John Owen, teolog Puritan besar, berkata:
“Perkataan orang yang tidak diperbarui oleh Roh Allah adalah seperti nafas dari kubur—membawa bau kematian bagi dirinya dan orang lain.”
d. Lidah mereka licin
Daud menambahkan bahwa lidah mereka “licin”—mereka pandai berbicara, menipu, dan memanipulasi. Kata halakha (Ibrani: חָלַק) berarti “menghaluskan, melicinkan,” dan sering digunakan untuk menggambarkan ucapan manis yang menyesatkan.
Ini menggambarkan dosa yang tidak selalu tampak kasar, melainkan lembut dan persuasif. Dosa sering menyamar dalam bentuk kata-kata manis, persuasi moral, atau kompromi rohani.
Spurgeon menulis:
“Iblis tidak datang dengan lidah yang kasar, tetapi dengan kata-kata yang licin. Kejatuhan pertama manusia dimulai dengan ucapan yang manis namun menipu.”
2. Keadilan Allah atas Kejahatan (Mazmur 5:10)
“Buatlah mereka bersalah, ya Allah, biarlah mereka jatuh karena rancangan mereka sendiri; usirkanlah mereka oleh karena banyaknya pelanggaran mereka, sebab mereka memberontak kepada-Mu.”
Setelah menggambarkan kebusukan hati manusia, Daud berdoa agar Allah menghakimi mereka. Ini bukan doa balas dendam pribadi, tetapi doa untuk pembenaran kebenaran Allah.
Mazmur ini termasuk dalam jenis “Mazmur kutukan” (imprecatory psalms), di mana Daud memohon agar keadilan Allah ditegakkan atas orang fasik.
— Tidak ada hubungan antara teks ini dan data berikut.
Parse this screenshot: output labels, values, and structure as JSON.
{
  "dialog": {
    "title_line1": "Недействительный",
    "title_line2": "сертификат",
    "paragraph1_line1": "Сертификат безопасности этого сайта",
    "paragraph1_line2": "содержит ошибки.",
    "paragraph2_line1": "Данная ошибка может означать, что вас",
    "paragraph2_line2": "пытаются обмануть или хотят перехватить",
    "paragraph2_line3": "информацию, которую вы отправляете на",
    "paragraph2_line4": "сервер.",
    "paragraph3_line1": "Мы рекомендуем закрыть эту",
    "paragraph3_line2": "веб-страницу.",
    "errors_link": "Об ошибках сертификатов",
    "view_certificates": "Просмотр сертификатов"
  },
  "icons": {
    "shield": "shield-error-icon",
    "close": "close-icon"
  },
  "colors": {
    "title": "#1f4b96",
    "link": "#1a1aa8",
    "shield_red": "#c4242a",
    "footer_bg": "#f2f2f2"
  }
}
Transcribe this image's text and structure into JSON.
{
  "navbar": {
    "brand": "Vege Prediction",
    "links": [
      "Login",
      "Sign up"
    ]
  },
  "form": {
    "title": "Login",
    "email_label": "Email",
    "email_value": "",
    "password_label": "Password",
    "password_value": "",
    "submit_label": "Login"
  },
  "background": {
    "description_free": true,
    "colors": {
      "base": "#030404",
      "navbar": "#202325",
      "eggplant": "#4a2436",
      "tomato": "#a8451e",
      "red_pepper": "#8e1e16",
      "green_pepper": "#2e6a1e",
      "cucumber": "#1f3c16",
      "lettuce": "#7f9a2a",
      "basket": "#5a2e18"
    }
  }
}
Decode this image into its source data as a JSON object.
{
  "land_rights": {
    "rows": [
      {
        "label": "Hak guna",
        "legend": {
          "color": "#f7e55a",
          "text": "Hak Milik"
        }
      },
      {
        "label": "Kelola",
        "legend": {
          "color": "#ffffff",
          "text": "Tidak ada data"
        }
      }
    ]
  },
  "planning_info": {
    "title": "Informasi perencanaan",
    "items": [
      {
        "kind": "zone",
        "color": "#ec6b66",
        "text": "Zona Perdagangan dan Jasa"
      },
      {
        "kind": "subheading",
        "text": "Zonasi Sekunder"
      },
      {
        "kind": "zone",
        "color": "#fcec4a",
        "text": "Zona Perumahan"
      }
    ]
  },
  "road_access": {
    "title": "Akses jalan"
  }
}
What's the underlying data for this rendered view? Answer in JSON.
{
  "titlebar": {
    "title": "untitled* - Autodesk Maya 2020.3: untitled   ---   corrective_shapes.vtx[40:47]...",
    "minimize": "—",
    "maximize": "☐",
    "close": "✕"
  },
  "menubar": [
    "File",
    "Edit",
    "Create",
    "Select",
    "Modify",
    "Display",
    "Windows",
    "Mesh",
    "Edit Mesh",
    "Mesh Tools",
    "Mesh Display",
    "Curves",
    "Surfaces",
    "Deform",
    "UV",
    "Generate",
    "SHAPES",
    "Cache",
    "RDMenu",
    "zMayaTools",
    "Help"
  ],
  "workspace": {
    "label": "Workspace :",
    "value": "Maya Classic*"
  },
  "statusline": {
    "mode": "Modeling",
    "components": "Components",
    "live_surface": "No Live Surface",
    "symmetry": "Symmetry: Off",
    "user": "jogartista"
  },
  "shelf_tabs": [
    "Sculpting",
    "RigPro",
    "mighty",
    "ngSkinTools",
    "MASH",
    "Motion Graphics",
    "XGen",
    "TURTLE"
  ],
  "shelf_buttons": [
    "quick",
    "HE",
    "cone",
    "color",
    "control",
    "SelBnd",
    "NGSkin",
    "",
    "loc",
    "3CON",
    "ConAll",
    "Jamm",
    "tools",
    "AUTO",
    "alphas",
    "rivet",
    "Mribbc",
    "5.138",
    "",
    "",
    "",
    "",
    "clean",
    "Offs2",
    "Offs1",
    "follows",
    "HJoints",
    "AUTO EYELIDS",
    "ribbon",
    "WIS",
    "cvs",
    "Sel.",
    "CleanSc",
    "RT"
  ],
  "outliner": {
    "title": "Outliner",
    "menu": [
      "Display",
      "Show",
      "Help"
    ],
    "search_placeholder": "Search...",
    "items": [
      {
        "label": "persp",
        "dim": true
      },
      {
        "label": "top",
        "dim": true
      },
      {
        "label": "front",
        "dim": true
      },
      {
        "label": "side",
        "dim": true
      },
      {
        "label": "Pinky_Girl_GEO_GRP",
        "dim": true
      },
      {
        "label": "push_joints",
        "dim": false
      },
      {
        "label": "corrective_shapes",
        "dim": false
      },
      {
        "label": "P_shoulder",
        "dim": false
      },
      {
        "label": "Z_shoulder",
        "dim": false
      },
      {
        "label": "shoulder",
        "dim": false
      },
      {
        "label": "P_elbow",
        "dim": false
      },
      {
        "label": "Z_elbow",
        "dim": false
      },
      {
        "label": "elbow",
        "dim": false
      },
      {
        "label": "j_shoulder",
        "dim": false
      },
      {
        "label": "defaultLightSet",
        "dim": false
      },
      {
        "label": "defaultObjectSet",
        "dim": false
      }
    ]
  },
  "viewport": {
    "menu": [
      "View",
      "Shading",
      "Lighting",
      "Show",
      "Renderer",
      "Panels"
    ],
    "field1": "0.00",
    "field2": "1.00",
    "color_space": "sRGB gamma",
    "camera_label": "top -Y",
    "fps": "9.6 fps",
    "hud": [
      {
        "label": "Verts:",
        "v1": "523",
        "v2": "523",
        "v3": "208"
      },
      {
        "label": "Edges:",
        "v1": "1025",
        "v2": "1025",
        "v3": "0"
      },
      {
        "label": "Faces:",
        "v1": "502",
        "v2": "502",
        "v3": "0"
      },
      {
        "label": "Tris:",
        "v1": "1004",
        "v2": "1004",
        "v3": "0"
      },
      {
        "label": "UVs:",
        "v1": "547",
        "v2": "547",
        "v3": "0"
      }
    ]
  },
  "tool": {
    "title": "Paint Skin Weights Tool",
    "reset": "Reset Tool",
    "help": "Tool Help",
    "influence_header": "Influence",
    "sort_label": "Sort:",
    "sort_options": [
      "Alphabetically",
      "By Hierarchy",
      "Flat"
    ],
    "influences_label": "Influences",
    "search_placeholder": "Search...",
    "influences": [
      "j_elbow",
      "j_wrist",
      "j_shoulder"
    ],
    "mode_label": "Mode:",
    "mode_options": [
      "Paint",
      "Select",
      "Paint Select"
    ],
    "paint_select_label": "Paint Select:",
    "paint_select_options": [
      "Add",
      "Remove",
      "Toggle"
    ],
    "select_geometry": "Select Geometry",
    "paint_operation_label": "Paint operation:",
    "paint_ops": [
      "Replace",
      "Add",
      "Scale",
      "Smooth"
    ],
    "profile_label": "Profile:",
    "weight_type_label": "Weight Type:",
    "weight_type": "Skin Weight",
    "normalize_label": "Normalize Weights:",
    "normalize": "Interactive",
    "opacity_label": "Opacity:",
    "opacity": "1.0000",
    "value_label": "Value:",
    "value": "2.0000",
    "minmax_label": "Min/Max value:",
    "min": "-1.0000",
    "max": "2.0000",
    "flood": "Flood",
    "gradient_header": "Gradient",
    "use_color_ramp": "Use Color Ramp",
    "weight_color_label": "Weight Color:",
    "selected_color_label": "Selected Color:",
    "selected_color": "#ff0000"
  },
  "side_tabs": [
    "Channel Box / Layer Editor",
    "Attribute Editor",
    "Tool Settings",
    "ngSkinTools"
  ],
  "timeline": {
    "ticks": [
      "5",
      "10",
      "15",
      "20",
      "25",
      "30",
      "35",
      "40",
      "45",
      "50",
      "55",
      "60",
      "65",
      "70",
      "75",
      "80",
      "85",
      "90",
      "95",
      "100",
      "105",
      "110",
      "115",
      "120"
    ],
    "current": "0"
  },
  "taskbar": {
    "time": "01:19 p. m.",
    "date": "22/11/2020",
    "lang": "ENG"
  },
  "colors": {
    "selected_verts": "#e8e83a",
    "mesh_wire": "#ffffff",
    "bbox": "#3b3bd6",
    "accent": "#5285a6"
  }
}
Dalam teologi Reformed, doa semacam ini bukanlah ungkapan kebencian manusiawi, melainkan penerimaan terhadap kedaulatan Allah yang kudus dan adil.
a. “Buatlah mereka bersalah, ya Allah”
Kata Ibrani asham berarti “menyatakan bersalah” secara hukum. Daud meminta agar Allah menyingkapkan dosa mereka dan menghukum dengan adil. Ini bukan berarti Daud ingin menjadi hakim, melainkan ia menyerahkan penghakiman kepada Allah yang benar.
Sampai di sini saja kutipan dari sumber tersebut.